Spätestens seit der Präsentation des neuen Sportvorstands Max Eberl Anfang März läuft die Suche nach einem Tuchel-Nachfolger auf Hochtouren. Einer, der als aussichtsreicher Kandidat galt, hat sich nun aber scheinbar selbst aus dem Rennen genommen: Sebastian Hoeneß. Der Neffe von Bayern-Ehrenpräsident Uli Hoeneß verlängerte seinen ursprünglich noch bis 2025 laufenden Kontrakt bei seinem aktuellen Klub Stuttgart vorzeitig bis 2027.
"Für mich ist der VfB ein besonderer Klub. Schon als kleiner Junge bin ich hier im Stadion gesessen und habe mit dem VfB mitgefiebert. Drei Jahre lang habe ich zudem als Jugendspieler das Wappen auf der Brust getragen und bin mit der U17 deutscher Meister geworden. Der VfB bedeutet für mich Emotion – etwas sehr Besonderes", hielt der 41-jährige Trainer fest.

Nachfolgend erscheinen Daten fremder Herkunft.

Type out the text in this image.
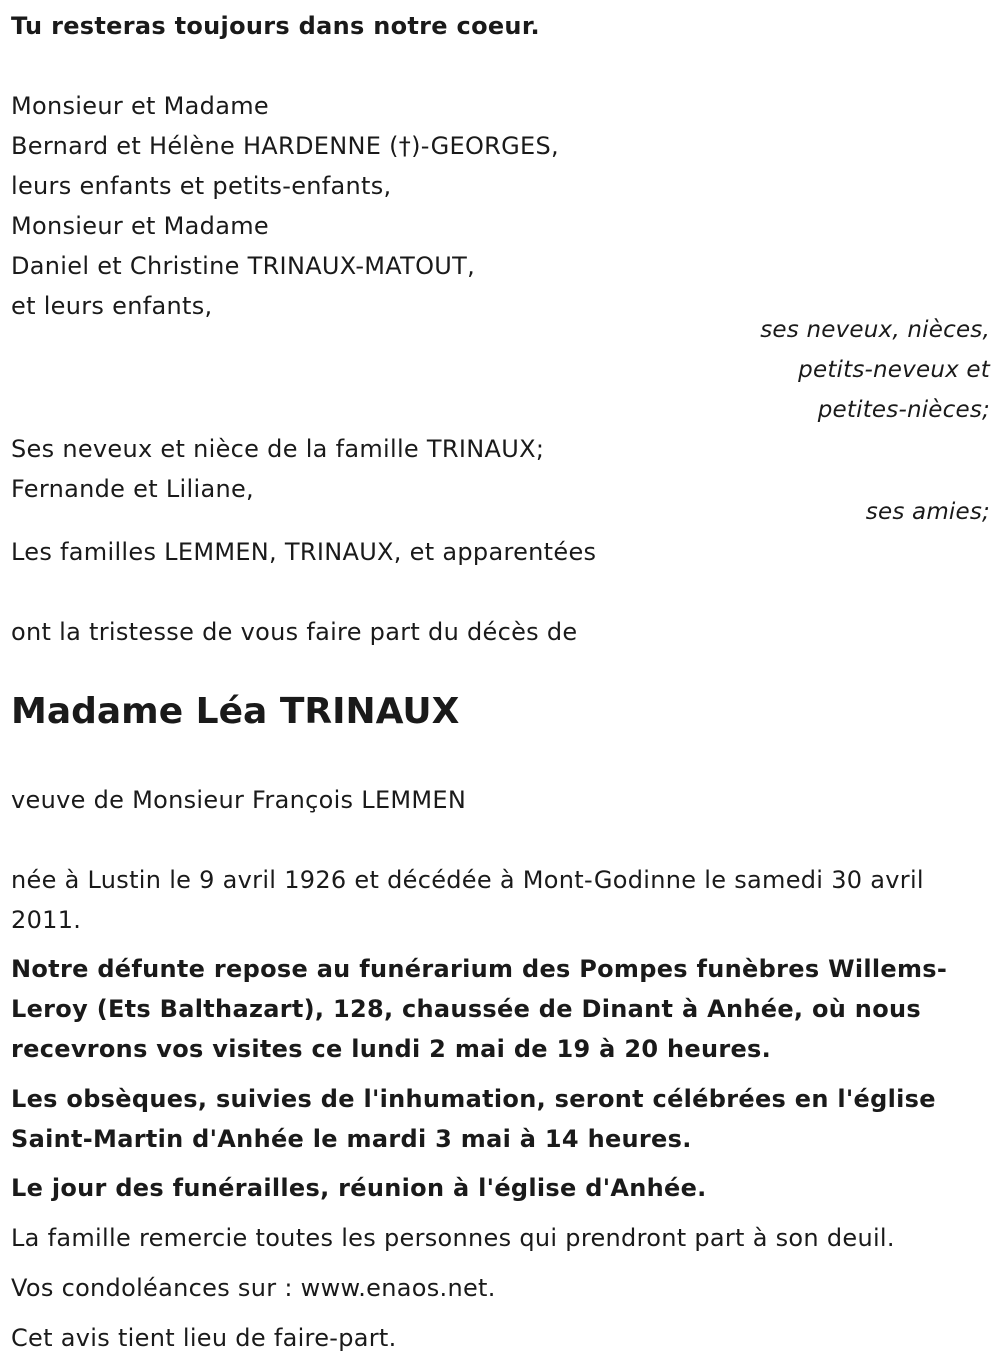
Tu resteras toujours dans notre coeur.

Monsieur et Madame

Bernard et Hélène HARDENNE (†)-GEORGES,

leurs enfants et petits-enfants,

Monsieur et Madame

Daniel et Christine TRINAUX-MATOUT,

et leurs enfants,

ses neveux, nièces,

petits-neveux et

petites-nièces;

Ses neveux et nièce de la famille TRINAUX;

Fernande et Liliane,

ses amies;

Les familles LEMMEN, TRINAUX, et apparentées

ont la tristesse de vous faire part du décès de

Madame Léa TRINAUX

veuve de Monsieur François LEMMEN

née à Lustin le 9 avril 1926 et décédée à Mont-Godinne le samedi 30 avril 2011.

Notre défunte repose au funérarium des Pompes funèbres Willems-Leroy (Ets Balthazart), 128, chaussée de Dinant à Anhée, où nous recevrons vos visites ce lundi 2 mai de 19 à 20 heures.

Les obsèques, suivies de l'inhumation, seront célébrées en l'église Saint-Martin d'Anhée le mardi 3 mai à 14 heures.

Le jour des funérailles, réunion à l'église d'Anhée.

La famille remercie toutes les personnes qui prendront part à son deuil.

Vos condoléances sur : www.enaos.net.

Cet avis tient lieu de faire-part.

Man darf zwar davon ausgehen, dass der neue Kontrakt Ausstiegsmodalitäten für den begehrten Trainer beinhaltet – ein Abgang im kommenden Sommer scheint jedoch nun vom Tisch zu sein.
Als Topkandidat bei den Bayern gilt hingegen weiterhin Leverkusen-Erfolgstrainer Xabi Alonso. Auch eine Rückkehr von Hansi Flick wird immer wieder ins Spiel gebracht. Weitere Kandidaten: Zinedine Zidane, Antonio Conte, Jose Mourinho.